I am all for authority. Rules, regulations, and, above all, consequences are part of my genetic make up. Rigid would be a good description for my view on rules. But unforgiving might work too. I see rules as safe; they provide boundaries which, once crossed, result in well defined and understood consequences. But untempered austerity and strictness can leave one lacking in mercy.
On the other hand, Sierra Leone knows little of consequences. Rules are simply obstacles which are to be gotten around or bribed away. This is a difficult culture for me to operate in. It is hard for me to understand what they don’t understand about consequences.
True to her culture, Margaret has many times shrugged off the rules (and consequences) we set in place, and to which she and her grandmother agreed in order for us to send her to primary school. Yesterday was the last straw for me. That’s it, I stewed in my mind, she’s finished, done, school is over for her! She agreed to …
Today she showed up for lunch. It’s been several days since she’s been here. This tells me she was hungry or she wouldn’t have come at all. She was clearly apprehensive. She was probably wondering if I would flog her. I never have, but that is the way they mete out judgment in their culture, especially for an orphan who had shirked a duty. No, I wouldn’t flog her; I decided that mercy would be the best lesson for Margaret. I hugged her, gave her lunch, sat and studied with her, then sent her along back to school, with some raisins, her favorite. Never saying a word about the neglected work. Sounds noble, right? Sounds like the spiritually mature thing the missionary wife should do, doesn’t it? Sadly, that was not my initial intention, but rather the required judgment. But as Margaret sat very quietly eating her lunch, uncomfortable and uncertain, squirming and hesitant, with fearful eyes watching my every move, I realized that this was punishment enough for an orphan girl who has only known harshness, cruelty, and shifting, unclear boundaries.

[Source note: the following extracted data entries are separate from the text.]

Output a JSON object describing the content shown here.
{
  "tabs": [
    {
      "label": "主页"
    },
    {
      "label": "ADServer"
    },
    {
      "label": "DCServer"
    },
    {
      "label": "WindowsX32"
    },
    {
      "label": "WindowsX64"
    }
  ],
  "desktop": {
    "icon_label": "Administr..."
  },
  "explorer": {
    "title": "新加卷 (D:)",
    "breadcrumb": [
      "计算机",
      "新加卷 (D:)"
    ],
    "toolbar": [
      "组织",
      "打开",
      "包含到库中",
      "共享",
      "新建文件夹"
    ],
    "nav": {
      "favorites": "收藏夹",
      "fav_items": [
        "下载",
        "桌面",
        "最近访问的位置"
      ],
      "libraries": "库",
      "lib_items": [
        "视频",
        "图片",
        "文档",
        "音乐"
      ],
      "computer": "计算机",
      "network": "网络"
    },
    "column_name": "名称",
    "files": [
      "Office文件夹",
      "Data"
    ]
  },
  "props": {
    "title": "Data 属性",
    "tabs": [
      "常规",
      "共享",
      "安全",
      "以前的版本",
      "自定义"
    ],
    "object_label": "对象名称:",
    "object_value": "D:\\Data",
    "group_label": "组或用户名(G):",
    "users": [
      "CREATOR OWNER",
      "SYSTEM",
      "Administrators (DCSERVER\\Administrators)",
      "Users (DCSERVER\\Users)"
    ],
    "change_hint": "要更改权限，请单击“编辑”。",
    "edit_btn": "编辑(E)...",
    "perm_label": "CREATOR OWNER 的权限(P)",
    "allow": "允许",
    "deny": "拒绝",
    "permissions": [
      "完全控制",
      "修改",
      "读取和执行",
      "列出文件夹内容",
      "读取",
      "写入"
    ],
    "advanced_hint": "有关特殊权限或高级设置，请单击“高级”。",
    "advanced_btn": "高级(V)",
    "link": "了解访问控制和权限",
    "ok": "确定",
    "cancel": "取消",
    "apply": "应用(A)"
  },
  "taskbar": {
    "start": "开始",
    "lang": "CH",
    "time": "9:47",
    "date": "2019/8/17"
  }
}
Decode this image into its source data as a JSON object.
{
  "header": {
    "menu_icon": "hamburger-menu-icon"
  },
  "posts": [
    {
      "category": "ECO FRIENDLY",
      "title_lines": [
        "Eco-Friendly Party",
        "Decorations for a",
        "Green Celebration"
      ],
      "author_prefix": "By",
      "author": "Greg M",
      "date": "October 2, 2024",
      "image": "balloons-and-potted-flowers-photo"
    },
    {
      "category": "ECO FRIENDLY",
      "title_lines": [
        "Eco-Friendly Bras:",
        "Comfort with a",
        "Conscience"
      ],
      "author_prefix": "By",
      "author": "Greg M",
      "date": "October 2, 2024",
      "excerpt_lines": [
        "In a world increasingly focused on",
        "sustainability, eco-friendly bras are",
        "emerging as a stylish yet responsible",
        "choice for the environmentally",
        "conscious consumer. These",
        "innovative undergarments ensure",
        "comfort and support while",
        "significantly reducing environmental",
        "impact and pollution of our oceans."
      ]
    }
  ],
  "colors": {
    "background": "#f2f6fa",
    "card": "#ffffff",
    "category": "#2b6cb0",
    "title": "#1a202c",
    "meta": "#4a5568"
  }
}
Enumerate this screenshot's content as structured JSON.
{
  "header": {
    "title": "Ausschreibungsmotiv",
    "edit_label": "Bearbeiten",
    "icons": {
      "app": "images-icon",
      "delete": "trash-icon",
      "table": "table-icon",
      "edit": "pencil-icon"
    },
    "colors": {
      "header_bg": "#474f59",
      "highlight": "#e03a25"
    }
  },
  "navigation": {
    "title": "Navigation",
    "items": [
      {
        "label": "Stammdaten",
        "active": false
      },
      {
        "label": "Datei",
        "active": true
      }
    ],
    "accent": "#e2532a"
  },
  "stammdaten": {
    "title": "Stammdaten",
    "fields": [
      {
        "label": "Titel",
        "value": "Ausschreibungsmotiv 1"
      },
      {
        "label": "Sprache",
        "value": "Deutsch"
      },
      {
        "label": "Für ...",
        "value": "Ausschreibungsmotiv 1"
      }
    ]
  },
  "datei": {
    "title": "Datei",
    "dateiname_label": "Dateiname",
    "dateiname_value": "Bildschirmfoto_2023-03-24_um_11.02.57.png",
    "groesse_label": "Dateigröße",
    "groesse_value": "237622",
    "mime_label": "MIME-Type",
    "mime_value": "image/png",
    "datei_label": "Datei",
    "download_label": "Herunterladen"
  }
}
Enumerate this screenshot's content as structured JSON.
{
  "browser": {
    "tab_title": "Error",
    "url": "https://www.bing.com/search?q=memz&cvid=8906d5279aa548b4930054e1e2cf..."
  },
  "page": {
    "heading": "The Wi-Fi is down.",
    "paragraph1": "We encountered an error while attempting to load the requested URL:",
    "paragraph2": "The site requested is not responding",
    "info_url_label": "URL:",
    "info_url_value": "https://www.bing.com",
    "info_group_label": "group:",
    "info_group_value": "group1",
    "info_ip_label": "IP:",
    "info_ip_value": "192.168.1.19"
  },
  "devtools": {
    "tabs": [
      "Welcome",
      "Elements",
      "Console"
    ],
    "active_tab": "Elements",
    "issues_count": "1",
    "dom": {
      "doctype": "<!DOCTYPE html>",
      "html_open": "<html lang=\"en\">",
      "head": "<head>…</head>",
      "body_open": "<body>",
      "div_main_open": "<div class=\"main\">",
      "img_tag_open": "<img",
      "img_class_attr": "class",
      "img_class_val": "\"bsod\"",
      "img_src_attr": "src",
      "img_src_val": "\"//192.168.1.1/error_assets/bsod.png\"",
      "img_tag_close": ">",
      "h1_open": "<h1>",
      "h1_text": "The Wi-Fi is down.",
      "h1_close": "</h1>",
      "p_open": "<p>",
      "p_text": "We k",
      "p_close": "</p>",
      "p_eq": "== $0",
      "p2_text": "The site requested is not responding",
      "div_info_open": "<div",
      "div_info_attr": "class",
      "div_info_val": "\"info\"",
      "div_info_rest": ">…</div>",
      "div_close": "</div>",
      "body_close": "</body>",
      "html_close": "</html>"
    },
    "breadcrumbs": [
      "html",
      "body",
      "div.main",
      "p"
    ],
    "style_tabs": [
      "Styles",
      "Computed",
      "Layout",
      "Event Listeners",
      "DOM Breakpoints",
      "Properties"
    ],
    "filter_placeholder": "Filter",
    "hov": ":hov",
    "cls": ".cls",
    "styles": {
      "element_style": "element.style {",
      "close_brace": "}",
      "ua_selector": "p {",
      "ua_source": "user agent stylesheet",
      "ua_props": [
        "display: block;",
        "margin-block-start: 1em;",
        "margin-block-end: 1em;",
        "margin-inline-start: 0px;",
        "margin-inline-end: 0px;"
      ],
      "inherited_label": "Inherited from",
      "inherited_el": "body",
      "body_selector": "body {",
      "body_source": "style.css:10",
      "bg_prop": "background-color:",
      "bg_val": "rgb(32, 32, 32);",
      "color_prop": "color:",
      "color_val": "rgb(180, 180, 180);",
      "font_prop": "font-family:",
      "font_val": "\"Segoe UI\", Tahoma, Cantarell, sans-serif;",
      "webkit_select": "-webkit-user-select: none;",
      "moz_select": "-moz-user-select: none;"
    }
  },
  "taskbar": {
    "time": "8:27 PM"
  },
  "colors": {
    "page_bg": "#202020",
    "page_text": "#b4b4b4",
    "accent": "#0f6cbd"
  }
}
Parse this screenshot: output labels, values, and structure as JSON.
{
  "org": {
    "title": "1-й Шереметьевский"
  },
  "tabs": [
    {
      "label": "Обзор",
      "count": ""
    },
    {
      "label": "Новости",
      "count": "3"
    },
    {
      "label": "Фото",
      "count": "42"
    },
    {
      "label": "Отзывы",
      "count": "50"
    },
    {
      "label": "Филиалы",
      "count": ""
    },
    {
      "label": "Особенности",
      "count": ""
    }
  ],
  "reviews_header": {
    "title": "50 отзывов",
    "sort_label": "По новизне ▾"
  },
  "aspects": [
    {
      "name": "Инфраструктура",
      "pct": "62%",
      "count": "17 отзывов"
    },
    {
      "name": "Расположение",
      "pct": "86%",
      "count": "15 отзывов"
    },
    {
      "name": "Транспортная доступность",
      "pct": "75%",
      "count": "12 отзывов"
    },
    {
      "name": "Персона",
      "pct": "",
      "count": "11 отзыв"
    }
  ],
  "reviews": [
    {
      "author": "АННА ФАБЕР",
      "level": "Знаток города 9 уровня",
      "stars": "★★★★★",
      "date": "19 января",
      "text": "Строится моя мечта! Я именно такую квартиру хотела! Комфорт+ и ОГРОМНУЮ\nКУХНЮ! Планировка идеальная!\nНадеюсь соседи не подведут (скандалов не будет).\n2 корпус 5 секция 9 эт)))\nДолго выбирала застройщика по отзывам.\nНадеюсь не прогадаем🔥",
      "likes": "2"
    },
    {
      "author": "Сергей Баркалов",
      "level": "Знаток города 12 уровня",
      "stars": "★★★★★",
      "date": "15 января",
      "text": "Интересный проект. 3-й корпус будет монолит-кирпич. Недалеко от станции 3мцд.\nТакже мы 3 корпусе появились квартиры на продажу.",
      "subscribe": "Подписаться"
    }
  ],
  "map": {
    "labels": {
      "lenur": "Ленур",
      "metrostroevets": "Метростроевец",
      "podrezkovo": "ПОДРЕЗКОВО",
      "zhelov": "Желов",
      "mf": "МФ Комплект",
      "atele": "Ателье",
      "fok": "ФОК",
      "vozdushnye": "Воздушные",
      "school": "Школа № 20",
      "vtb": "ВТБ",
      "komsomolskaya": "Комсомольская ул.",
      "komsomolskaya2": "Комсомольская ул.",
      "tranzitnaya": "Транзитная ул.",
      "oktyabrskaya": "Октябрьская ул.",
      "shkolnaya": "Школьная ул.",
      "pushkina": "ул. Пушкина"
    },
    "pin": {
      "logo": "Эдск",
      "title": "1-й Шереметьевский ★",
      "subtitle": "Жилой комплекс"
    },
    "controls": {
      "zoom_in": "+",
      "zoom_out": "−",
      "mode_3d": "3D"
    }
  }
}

As we practiced the alphabet together, she began to relax, even laughing at herself and her clumsy, awkward letters which stood in sharp contrast to the perfect, rigid form of my own. Then she returned to school, raisins in hand, and I returned to my drawing table, the whole incident forgotten; all of it covered by love.
After school let out I heard Margaret’s voice call me. She was back, but this time in her work clothes. She had come to make up the neglected work. The moment I saw her smiling to greet me, I knew that mercy had rejoiced against judgment.
Stephen and I wanted to help Margaret in a way that would be more lasting than just hiring her as a domestic worker (to read more “Margaret” stories, click here). Any money we paid her went straight to her granny, and we never were sure that she benefitted much from it. We decided to ask about paying to send her to the primary school in town (Sierra Leone does not have free schooling). She was 11 years old by the time she started in class 1 (first grade). We also provided her lunch on school days. To keep the arrangement culturally acceptable, we had Margaret come and work for us each day after school. The jobs were always simple and light. No heavy burdensome tasks as would normally be the case. We just wanted to use the opportunity to foster a relationship with the hope of leading her to Christ and eventually discipling her. I won’t ruin the story by telling you the outcome here. The work mentioned in this story is that which Margaret and her granny agreed to when we arranged for her schooling.